Chief executive officer Bruce King* said RIC was not about competing wholescale with traditional rural lenders, and was not looking to take-on their top rural clients.

“What RIC is trying to do is limit the risk for some clients that have had some tough times and try to get them back on their feet, after setbacks like drought and floods,” Mr King said.

“It’s about making sure that they have ongoing, viable businesses, because stronger farmers mean stronger regional communities. That’s really important in the current landscape where we’ve seen some of our smaller regional communities really suffer because of drought and flood,” he said.

The AgRebuild loan product offers a maximum loan size of $5 million over ten years, with the first two years interest-free, followed by three years interest-only. The final five years are principal and interest repayments, and after the ten-year term is completed, the borrower can refinance any remaining balance with a commercial lender.

“It’s about providing a pressure valve after natural disaster events like this – allowing producers to go out and restock, and give themselves a couple of years grace,” Mr King said.

He stressed the product was a loan – not a grant – and was not ‘free money’.

“But producers in these regional communities are proud people who don’t necessary want grants, they want to stand on their own two feet,” Mr King said.

The loans could be used for infrastructure, stock purchase or re-financing, and working with QRIDA and other state and federal departments, could be used as co-contributions to the QRIDA disaster recovery grants of up to $400,000 that are available.

“Some people might ask why RIC is engaged in this work, rather than one of the state-based agencies,” Mr King said.

“What we have tried to do here is set up a framework so that where there are circumstances – natural disasters relating to agriculture, whether they happen in North Queensland or in Victoria – where we are able to assist, and apply a really consistent framework across the board.”

There are two levels to the AgRebuild loan – the first for those who have suffered some hardship due to flood event impact; and second for those who have suffered ‘extreme’ hardship. For those in the second group, there is the ability to re-finance up to 100pc of existing commercial debt, up to $5 million in value.

“But alongside that, we really want producers to keep a relationship with their existing lenders,” Mr King said.

“RIC is not out to provide all the existing banking services. This new loan is an opportunity to producers to give themselves a little head-room during difficult times, but we would want – and hope – that customers maintain excellent relationships with their existing bankers, and see this as a way to help support and improve their viability in the short-term.”
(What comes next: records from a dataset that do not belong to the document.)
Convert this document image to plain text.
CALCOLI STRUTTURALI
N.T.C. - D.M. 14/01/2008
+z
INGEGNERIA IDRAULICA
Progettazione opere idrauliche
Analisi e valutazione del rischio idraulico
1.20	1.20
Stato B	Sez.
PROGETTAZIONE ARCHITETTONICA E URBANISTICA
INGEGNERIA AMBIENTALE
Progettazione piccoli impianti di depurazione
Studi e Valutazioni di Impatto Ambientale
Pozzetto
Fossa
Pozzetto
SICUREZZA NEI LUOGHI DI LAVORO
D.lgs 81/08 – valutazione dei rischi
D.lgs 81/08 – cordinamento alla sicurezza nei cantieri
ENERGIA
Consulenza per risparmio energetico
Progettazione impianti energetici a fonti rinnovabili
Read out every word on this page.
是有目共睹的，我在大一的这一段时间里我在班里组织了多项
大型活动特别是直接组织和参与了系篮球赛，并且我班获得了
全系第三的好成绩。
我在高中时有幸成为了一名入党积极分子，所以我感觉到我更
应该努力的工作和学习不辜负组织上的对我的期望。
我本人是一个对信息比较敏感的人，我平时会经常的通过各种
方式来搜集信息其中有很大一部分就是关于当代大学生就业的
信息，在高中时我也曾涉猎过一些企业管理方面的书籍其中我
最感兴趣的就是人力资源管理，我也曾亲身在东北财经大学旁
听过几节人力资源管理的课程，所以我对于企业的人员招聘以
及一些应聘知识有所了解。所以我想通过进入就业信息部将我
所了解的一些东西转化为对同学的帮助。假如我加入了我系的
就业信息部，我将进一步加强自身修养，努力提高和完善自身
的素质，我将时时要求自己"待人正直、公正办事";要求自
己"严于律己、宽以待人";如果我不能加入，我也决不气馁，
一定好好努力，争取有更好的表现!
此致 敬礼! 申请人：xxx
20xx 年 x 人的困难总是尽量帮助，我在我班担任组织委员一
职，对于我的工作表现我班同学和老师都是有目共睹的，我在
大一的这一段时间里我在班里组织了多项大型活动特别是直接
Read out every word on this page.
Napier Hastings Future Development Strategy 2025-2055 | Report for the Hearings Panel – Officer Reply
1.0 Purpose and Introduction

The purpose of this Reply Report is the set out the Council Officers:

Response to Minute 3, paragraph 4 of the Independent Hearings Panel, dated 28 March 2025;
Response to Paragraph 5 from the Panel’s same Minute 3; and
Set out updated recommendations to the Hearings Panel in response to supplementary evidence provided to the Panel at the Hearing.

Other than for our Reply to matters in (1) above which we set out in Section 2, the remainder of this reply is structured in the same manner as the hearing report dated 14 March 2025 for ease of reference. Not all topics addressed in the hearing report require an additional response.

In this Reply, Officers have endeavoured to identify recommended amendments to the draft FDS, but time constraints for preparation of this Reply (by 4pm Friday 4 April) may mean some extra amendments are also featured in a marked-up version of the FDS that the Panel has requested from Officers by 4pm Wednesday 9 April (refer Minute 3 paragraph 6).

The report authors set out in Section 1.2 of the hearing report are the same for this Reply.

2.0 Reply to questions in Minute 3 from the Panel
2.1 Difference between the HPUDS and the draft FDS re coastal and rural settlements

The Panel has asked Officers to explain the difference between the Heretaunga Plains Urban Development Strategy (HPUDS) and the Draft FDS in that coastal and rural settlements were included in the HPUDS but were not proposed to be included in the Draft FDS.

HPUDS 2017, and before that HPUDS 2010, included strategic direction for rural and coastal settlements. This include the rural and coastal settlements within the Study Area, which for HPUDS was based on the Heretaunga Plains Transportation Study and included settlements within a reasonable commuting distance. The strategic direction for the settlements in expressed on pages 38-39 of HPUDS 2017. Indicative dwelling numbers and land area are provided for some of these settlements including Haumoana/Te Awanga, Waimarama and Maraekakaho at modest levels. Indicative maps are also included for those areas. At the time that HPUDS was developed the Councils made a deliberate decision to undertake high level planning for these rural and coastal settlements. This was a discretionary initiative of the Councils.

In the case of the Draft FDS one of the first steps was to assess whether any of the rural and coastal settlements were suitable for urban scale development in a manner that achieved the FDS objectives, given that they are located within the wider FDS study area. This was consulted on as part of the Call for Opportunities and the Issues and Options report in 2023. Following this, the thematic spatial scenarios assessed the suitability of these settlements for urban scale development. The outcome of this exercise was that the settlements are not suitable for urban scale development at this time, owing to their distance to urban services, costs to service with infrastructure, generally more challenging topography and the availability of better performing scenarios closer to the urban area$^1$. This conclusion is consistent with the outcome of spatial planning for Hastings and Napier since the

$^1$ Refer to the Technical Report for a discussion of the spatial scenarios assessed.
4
The application process for the AgRebuild loan opens today, and will remain open to 30 June next year.

As part of the management of the project, RIC has appointed Craig Turner, well known in farm finance circles and former QRIDA employee, as RIC’s Queensland/NT/northern WA manager based in Brisbane. Mr Turner will help in the early stages as the new loan products are launched, in building awareness and providing guidance to prospective customers in what’s involved in an application.

Over time RIC will build a suite of loan products for other applications. Under its existing farm business loan program already in use, it has a drought recovery product and a farm investment loan, primarily designed around building preparedness for drought. Both can be used for re-finance, but RIC also anticipates that customers will use them to change the nature of their businesses to help improve their on-farm production patterns to diversify or steer the business in a better direction.

One of the Federal Government’s announcements prior to the recent election was the creation of an Agri-Starter loan, which RIC is developing a product for, for launch later in the year.

 

* RIC’s CEO Bruce King worked for Rabobank for almost 13 years, in Australia/NZ and the US, and prior to that with AA Co and Grainco in Toowoomba. He comes off a cattle property in Central Queensland.